Грустная песня про Ванчукова - стр. 3
Жили скудно. Хлеба по карточкам мало: материна была не рабочая, а иждивенческая. Ну и Изольдина, детская – а много ли по ней… Изольде всегда хотелось есть. Ещё надо было расти – но расти было не с чего. Бледная, тощая, с глазищами в пол-лица, с чёрной косой чуть ли не до пола, она не представляла, что возможна другая жизнь.
Что ещё было? Был город. Суровый, сибирский, с навеки растворённым в воздухе запахом меткомбината и окрестных угольных шахт. «Через четыре года здесь будет город-сад»[2]. Город построить успели, сада не случилось. Была война. Были голодные обмороки. Была победа.

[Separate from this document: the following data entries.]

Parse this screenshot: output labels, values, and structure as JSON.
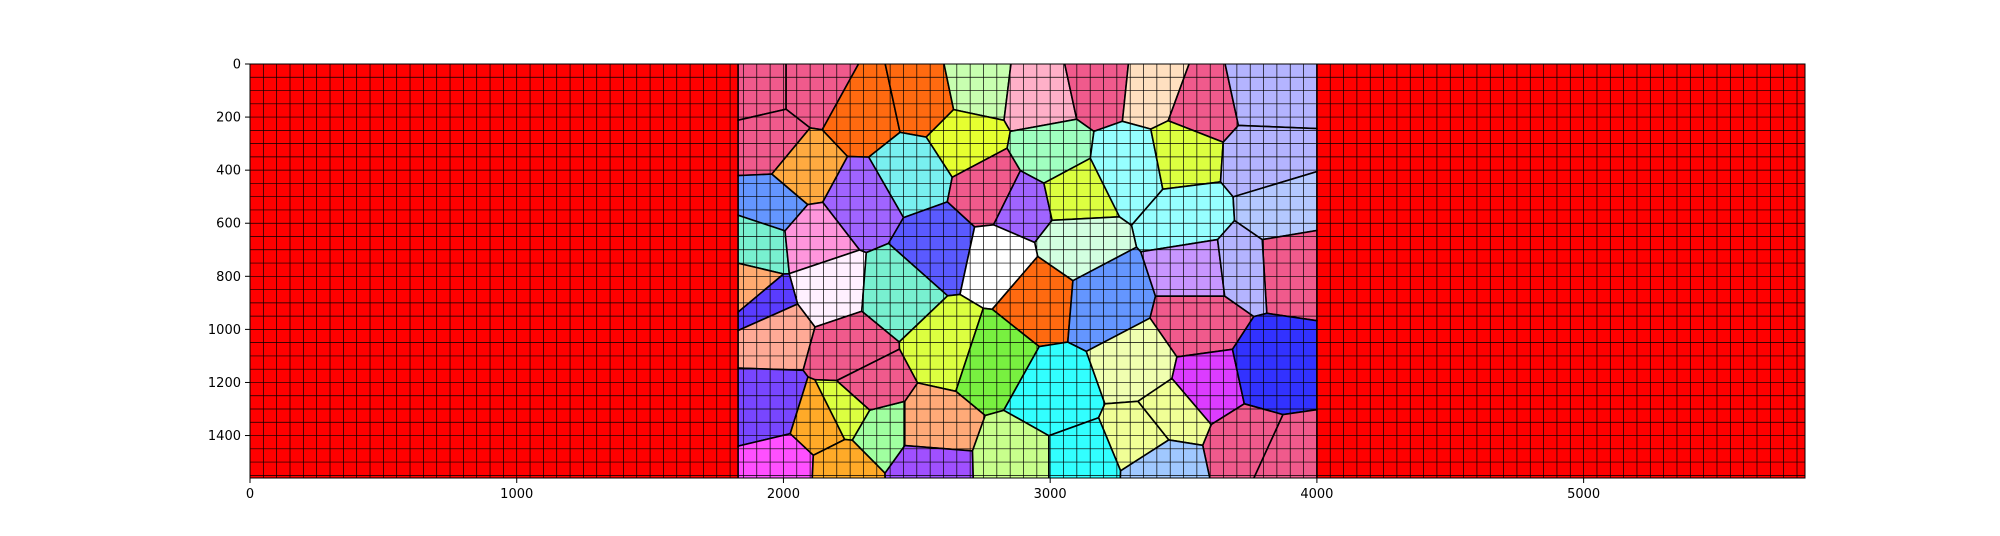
{
  "chart_data": {
    "type": "heatmap",
    "title": "",
    "xlabel": "",
    "ylabel": "",
    "xlim": [
      0,
      5830
    ],
    "ylim": [
      1560,
      0
    ],
    "x_ticks": [
      0,
      1000,
      2000,
      3000,
      4000,
      5000
    ],
    "y_ticks": [
      0,
      200,
      400,
      600,
      800,
      1000,
      1200,
      1400
    ],
    "x_tick_labels": [
      "0",
      "1000",
      "2000",
      "3000",
      "4000",
      "5000"
    ],
    "y_tick_labels": [
      "0",
      "200",
      "400",
      "600",
      "800",
      "1000",
      "1200",
      "1400"
    ],
    "grid_spacing": 50,
    "background_region_color": "#ff0000",
    "mesh_line_color": "#000000",
    "grains": [
      {
        "x": 1900,
        "y": 80,
        "color": "#f05a8c"
      },
      {
        "x": 2120,
        "y": 80,
        "color": "#f05a8c"
      },
      {
        "x": 2300,
        "y": 180,
        "color": "#ff6a10"
      },
      {
        "x": 2530,
        "y": 130,
        "color": "#ff6a10"
      },
      {
        "x": 2720,
        "y": 90,
        "color": "#c8ffb0"
      },
      {
        "x": 2960,
        "y": 120,
        "color": "#ffb0c8"
      },
      {
        "x": 3190,
        "y": 70,
        "color": "#f05a8c"
      },
      {
        "x": 3380,
        "y": 90,
        "color": "#ffe0c0"
      },
      {
        "x": 3570,
        "y": 160,
        "color": "#f05a8c"
      },
      {
        "x": 3800,
        "y": 110,
        "color": "#b4b4ff"
      },
      {
        "x": 2680,
        "y": 280,
        "color": "#e6ff30"
      },
      {
        "x": 1950,
        "y": 300,
        "color": "#f05a8c"
      },
      {
        "x": 2070,
        "y": 400,
        "color": "#ffaa40"
      },
      {
        "x": 2480,
        "y": 410,
        "color": "#78f0f0"
      },
      {
        "x": 2780,
        "y": 470,
        "color": "#f05a8c"
      },
      {
        "x": 3000,
        "y": 340,
        "color": "#a0ffc0"
      },
      {
        "x": 3300,
        "y": 380,
        "color": "#96ffff"
      },
      {
        "x": 3500,
        "y": 340,
        "color": "#dcff40"
      },
      {
        "x": 3790,
        "y": 360,
        "color": "#b4b4ff"
      },
      {
        "x": 1960,
        "y": 530,
        "color": "#6496ff"
      },
      {
        "x": 2290,
        "y": 520,
        "color": "#a064ff"
      },
      {
        "x": 2900,
        "y": 530,
        "color": "#a064ff"
      },
      {
        "x": 3080,
        "y": 490,
        "color": "#dcff40"
      },
      {
        "x": 3530,
        "y": 580,
        "color": "#96ffff"
      },
      {
        "x": 3850,
        "y": 560,
        "color": "#b4c8ff"
      },
      {
        "x": 1910,
        "y": 680,
        "color": "#78f0d0"
      },
      {
        "x": 2110,
        "y": 660,
        "color": "#ff96dc"
      },
      {
        "x": 2580,
        "y": 690,
        "color": "#5a5aff"
      },
      {
        "x": 3090,
        "y": 680,
        "color": "#d2ffe0"
      },
      {
        "x": 3880,
        "y": 740,
        "color": "#f05a8c"
      },
      {
        "x": 2170,
        "y": 840,
        "color": "#fff0ff"
      },
      {
        "x": 2430,
        "y": 860,
        "color": "#78f0d0"
      },
      {
        "x": 2810,
        "y": 740,
        "color": "#ffffff"
      },
      {
        "x": 2960,
        "y": 870,
        "color": "#ff6a10"
      },
      {
        "x": 3200,
        "y": 890,
        "color": "#6496ff"
      },
      {
        "x": 3560,
        "y": 770,
        "color": "#c896ff"
      },
      {
        "x": 3720,
        "y": 750,
        "color": "#b4b4ff"
      },
      {
        "x": 1870,
        "y": 850,
        "color": "#ffaa70"
      },
      {
        "x": 1920,
        "y": 910,
        "color": "#5a3cff"
      },
      {
        "x": 1960,
        "y": 1000,
        "color": "#ffaa96"
      },
      {
        "x": 2250,
        "y": 1080,
        "color": "#f05a8c"
      },
      {
        "x": 2620,
        "y": 1060,
        "color": "#dcff40"
      },
      {
        "x": 2770,
        "y": 1110,
        "color": "#78f040"
      },
      {
        "x": 3020,
        "y": 1250,
        "color": "#32ffff"
      },
      {
        "x": 3560,
        "y": 980,
        "color": "#f05a8c"
      },
      {
        "x": 3330,
        "y": 1140,
        "color": "#f0ffb0"
      },
      {
        "x": 3590,
        "y": 1200,
        "color": "#dc3cff"
      },
      {
        "x": 3820,
        "y": 1150,
        "color": "#3232ff"
      },
      {
        "x": 1950,
        "y": 1300,
        "color": "#7846ff"
      },
      {
        "x": 2140,
        "y": 1360,
        "color": "#ffaa28"
      },
      {
        "x": 2240,
        "y": 1310,
        "color": "#dcff40"
      },
      {
        "x": 2360,
        "y": 1380,
        "color": "#a0ffa0"
      },
      {
        "x": 2550,
        "y": 1380,
        "color": "#ffaa78"
      },
      {
        "x": 2320,
        "y": 1220,
        "color": "#f05a8c"
      },
      {
        "x": 3350,
        "y": 1400,
        "color": "#f0ff96"
      },
      {
        "x": 3740,
        "y": 1440,
        "color": "#f05a8c"
      },
      {
        "x": 3450,
        "y": 1320,
        "color": "#f0ff96"
      },
      {
        "x": 2000,
        "y": 1510,
        "color": "#ff50ff"
      },
      {
        "x": 2220,
        "y": 1520,
        "color": "#ffaa28"
      },
      {
        "x": 2540,
        "y": 1510,
        "color": "#a050ff"
      },
      {
        "x": 2880,
        "y": 1500,
        "color": "#c8ff8c"
      },
      {
        "x": 3110,
        "y": 1500,
        "color": "#32ffff"
      },
      {
        "x": 3420,
        "y": 1510,
        "color": "#a0c8ff"
      },
      {
        "x": 3870,
        "y": 1500,
        "color": "#f05a8c"
      }
    ]
  }
}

Была золотая медаль в школе. Был единственный в городе институт. Отличница, повышенная стипендия. И вот теперь, после пяти лет – преддипломная практика.

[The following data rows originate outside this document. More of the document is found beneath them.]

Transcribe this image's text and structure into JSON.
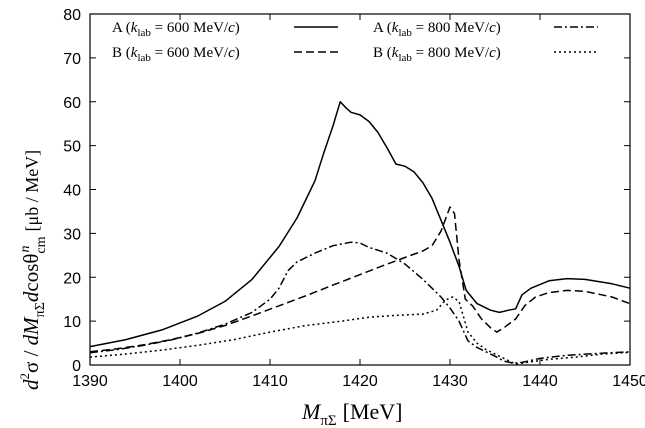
{
  "chart_data": {
    "type": "line",
    "xlabel": "M_πΣ [MeV]",
    "ylabel": "d²σ / dM_πΣ dcosθ^n_cm [μb / MeV]",
    "xlim": [
      1390,
      1450
    ],
    "ylim": [
      0,
      80
    ],
    "xticks": [
      1390,
      1400,
      1410,
      1420,
      1430,
      1440,
      1450
    ],
    "yticks": [
      0,
      10,
      20,
      30,
      40,
      50,
      60,
      70,
      80
    ],
    "grid": false,
    "legend_position": "top",
    "series": [
      {
        "name": "A (k_lab = 600 MeV/c)",
        "style": "solid",
        "points": [
          [
            1390,
            4.2
          ],
          [
            1394,
            5.8
          ],
          [
            1398,
            8.0
          ],
          [
            1402,
            11.2
          ],
          [
            1405,
            14.5
          ],
          [
            1408,
            19.5
          ],
          [
            1411,
            27.0
          ],
          [
            1413,
            33.5
          ],
          [
            1415,
            42.0
          ],
          [
            1416,
            48.5
          ],
          [
            1417,
            54.5
          ],
          [
            1417.8,
            60.0
          ],
          [
            1418.5,
            58.5
          ],
          [
            1419,
            57.6
          ],
          [
            1420,
            57.0
          ],
          [
            1421,
            55.5
          ],
          [
            1422,
            53.0
          ],
          [
            1423,
            49.5
          ],
          [
            1424,
            45.8
          ],
          [
            1425,
            45.3
          ],
          [
            1426,
            44.0
          ],
          [
            1427,
            41.5
          ],
          [
            1428,
            38.0
          ],
          [
            1429,
            33.0
          ],
          [
            1430,
            28.0
          ],
          [
            1431,
            22.5
          ],
          [
            1431.8,
            17.0
          ],
          [
            1433,
            14.0
          ],
          [
            1434.5,
            12.5
          ],
          [
            1435.5,
            12.0
          ],
          [
            1436.5,
            12.5
          ],
          [
            1437.3,
            12.8
          ],
          [
            1438,
            16.0
          ],
          [
            1439,
            17.5
          ],
          [
            1441,
            19.2
          ],
          [
            1443,
            19.7
          ],
          [
            1445,
            19.5
          ],
          [
            1448,
            18.5
          ],
          [
            1450,
            17.5
          ]
        ]
      },
      {
        "name": "B (k_lab = 600 MeV/c)",
        "style": "dashed",
        "points": [
          [
            1390,
            3.0
          ],
          [
            1393,
            3.7
          ],
          [
            1396,
            4.6
          ],
          [
            1399,
            5.8
          ],
          [
            1402,
            7.2
          ],
          [
            1405,
            9.0
          ],
          [
            1408,
            11.2
          ],
          [
            1411,
            13.5
          ],
          [
            1414,
            15.8
          ],
          [
            1417,
            18.2
          ],
          [
            1420,
            20.6
          ],
          [
            1423,
            23.0
          ],
          [
            1425,
            24.5
          ],
          [
            1427,
            26.0
          ],
          [
            1428,
            27.2
          ],
          [
            1429,
            30.5
          ],
          [
            1430,
            36.0
          ],
          [
            1430.5,
            34.5
          ],
          [
            1431,
            24.0
          ],
          [
            1431.7,
            15.0
          ],
          [
            1432.5,
            13.5
          ],
          [
            1433.5,
            10.5
          ],
          [
            1434.5,
            8.5
          ],
          [
            1435.2,
            7.5
          ],
          [
            1436,
            8.5
          ],
          [
            1437.3,
            10.5
          ],
          [
            1438.3,
            13.5
          ],
          [
            1439.5,
            15.5
          ],
          [
            1441,
            16.5
          ],
          [
            1443,
            17.0
          ],
          [
            1445,
            16.8
          ],
          [
            1448,
            15.5
          ],
          [
            1450,
            14.0
          ]
        ]
      },
      {
        "name": "A (k_lab = 800 MeV/c)",
        "style": "dashdot",
        "points": [
          [
            1390,
            2.8
          ],
          [
            1393,
            3.5
          ],
          [
            1396,
            4.5
          ],
          [
            1399,
            5.7
          ],
          [
            1402,
            7.3
          ],
          [
            1405,
            9.3
          ],
          [
            1408,
            12.0
          ],
          [
            1410,
            15.0
          ],
          [
            1411,
            17.5
          ],
          [
            1412,
            21.5
          ],
          [
            1413,
            23.5
          ],
          [
            1414,
            24.5
          ],
          [
            1415,
            25.5
          ],
          [
            1417,
            27.2
          ],
          [
            1419,
            28.0
          ],
          [
            1420,
            27.8
          ],
          [
            1421,
            26.8
          ],
          [
            1423,
            25.5
          ],
          [
            1425,
            23.0
          ],
          [
            1427,
            19.5
          ],
          [
            1429,
            15.5
          ],
          [
            1430,
            13.0
          ],
          [
            1431,
            10.0
          ],
          [
            1432,
            5.5
          ],
          [
            1433,
            4.0
          ],
          [
            1434,
            3.0
          ],
          [
            1435,
            2.0
          ],
          [
            1436,
            0.9
          ],
          [
            1437,
            0.4
          ],
          [
            1438,
            0.6
          ],
          [
            1440,
            1.5
          ],
          [
            1443,
            2.2
          ],
          [
            1446,
            2.6
          ],
          [
            1450,
            3.0
          ]
        ]
      },
      {
        "name": "B (k_lab = 800 MeV/c)",
        "style": "dotted",
        "points": [
          [
            1390,
            1.8
          ],
          [
            1394,
            2.5
          ],
          [
            1398,
            3.4
          ],
          [
            1402,
            4.5
          ],
          [
            1406,
            5.8
          ],
          [
            1410,
            7.5
          ],
          [
            1414,
            9.0
          ],
          [
            1418,
            10.0
          ],
          [
            1421,
            10.9
          ],
          [
            1424,
            11.3
          ],
          [
            1427,
            11.6
          ],
          [
            1428.5,
            12.5
          ],
          [
            1429.5,
            14.8
          ],
          [
            1430.3,
            15.5
          ],
          [
            1431,
            14.5
          ],
          [
            1432,
            7.5
          ],
          [
            1433,
            5.0
          ],
          [
            1434,
            3.5
          ],
          [
            1435,
            2.5
          ],
          [
            1436,
            1.5
          ],
          [
            1437,
            0.5
          ],
          [
            1437.5,
            0.2
          ],
          [
            1438.5,
            0.6
          ],
          [
            1441,
            1.3
          ],
          [
            1444,
            1.8
          ],
          [
            1447,
            2.5
          ],
          [
            1450,
            2.9
          ]
        ]
      }
    ],
    "legend": [
      {
        "label": "A",
        "klab": "k",
        "sub": "lab",
        "value": "= 600 MeV/",
        "unit": "c",
        "style": "solid"
      },
      {
        "label": "A",
        "klab": "k",
        "sub": "lab",
        "value": "= 800 MeV/",
        "unit": "c",
        "style": "dashdot"
      },
      {
        "label": "B",
        "klab": "k",
        "sub": "lab",
        "value": "= 600 MeV/",
        "unit": "c",
        "style": "dashed"
      },
      {
        "label": "B",
        "klab": "k",
        "sub": "lab",
        "value": "= 800 MeV/",
        "unit": "c",
        "style": "dotted"
      }
    ]
  }
}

Отец? Так он ушёл. С чемоданчиком. И дорогу туда, откуда забрал чемоданчик, вытер из виноватой памяти насовсем. Иногда Изольда сама, превозмогая обиду и тоску, приходила в больницу. Подолгу сидела в приёмной – папа то был в операционной, то на обходе, то где-то ещё. Конечно, можно было позвонить – в кабинете главного врача существовал телефон, а на улице хватало таксофонов; но звонить Иза не хотела и не могла. Она просто не знала, как разговаривать с отцом, не видя его глаз. Папа, усталый, совсем уже седой, погрузневший, посеревший лицом, в белом отглаженном халате на голое тело, в высокой хирургической шапочке, с болтавшейся на шее марлевой маской, быстро входил в свою приёмную, поднимал дочь с кресла, целовал в обе щёки, брал в охапку, запихивал в кабинет, усаживал – всегда! – в «царское», как он любил шутить, кресло за необъятным рабочим столом; сам садился на широкий подоконник, ставил пепельницу, курил сталинскую «герцеговину» одну за одной, широко открыв форточку. Поил Изольду крепким чаем, кормил бутербродами и пряниками, пил чай сам. Слегка склонив голову набок, спрятавшись, наверное, сам от себя за клубами дыма, расспрашивал про жизнь, про институт, никогда не вспоминая даже намёком о бывшей жене. Давал денег. Деньги эти Иза раз за разом, уходя, «забывала» на столе; Михаил Иванович замечал, хватал купюры в кулак, бежал следом, догонял, останавливал на лестнице, засовывал в сумку или в карман. Изольда молчала, давилась слезами; не разбирая дороги, уходила вниз по лестнице. Она никогда не была у отца дома – хотя сколько раз он приглашал. Никогда не видела сводных сестёр-близняшек, пока однажды они, уже подросшие, не отловили её у выхода из института, не кинулись на шею. И так стояли они, втроём, три хрупкие девчоночки – одна бледная, две смуглые (их мать была абхазкой), стояли, обнявшись, и плакали тихо, то ли от радости, то ли просто потому, что не заплакать в такие моменты у тех, кто имеет души, не получается.
Личная жизнь? А это как? Это откуда? Какая может быть личная жизнь: в голоде, в холоде, в постоянных, все пять лет института, подработках да приработках – иначе на одну повышенную никак не прожить вдвоём с матерью, ослабевшей, совсем лишившейся возможности заработать хотя бы какую-то копеечку. Были, конечно, кавалеры-ухажёры. Война войной, разруха разрухой, а тестостерон никто не отменял – да и не в силах людишкам над планами высших сил властвовать. В девчушках Иза поначалу была испуганной и просто миловидной, но после двадцати успокоилась, немного-таки откормилась и расцвела. Проще говоря, стала красивой, хоть и малорослой – не дотягивала до ста шестидесяти. Крупные черты лица, коим была она обязана греческим предкам три поколения назад, вкупе с бледностью и изредка проявляемым на чуть впалых щеках румянцем, тяжёлая коса чуть ли не до пола давали такой замес, что многие сокурсники в буквальном смысле сходили с ума. Однако ума у этих многих и так было не особо; все они хотели одного, и хотели быстро. Изольда же совершенно не понимала, зачем ей вся эта мышиная возня. Тем более, что есть всегда хотелось больше, чем любить.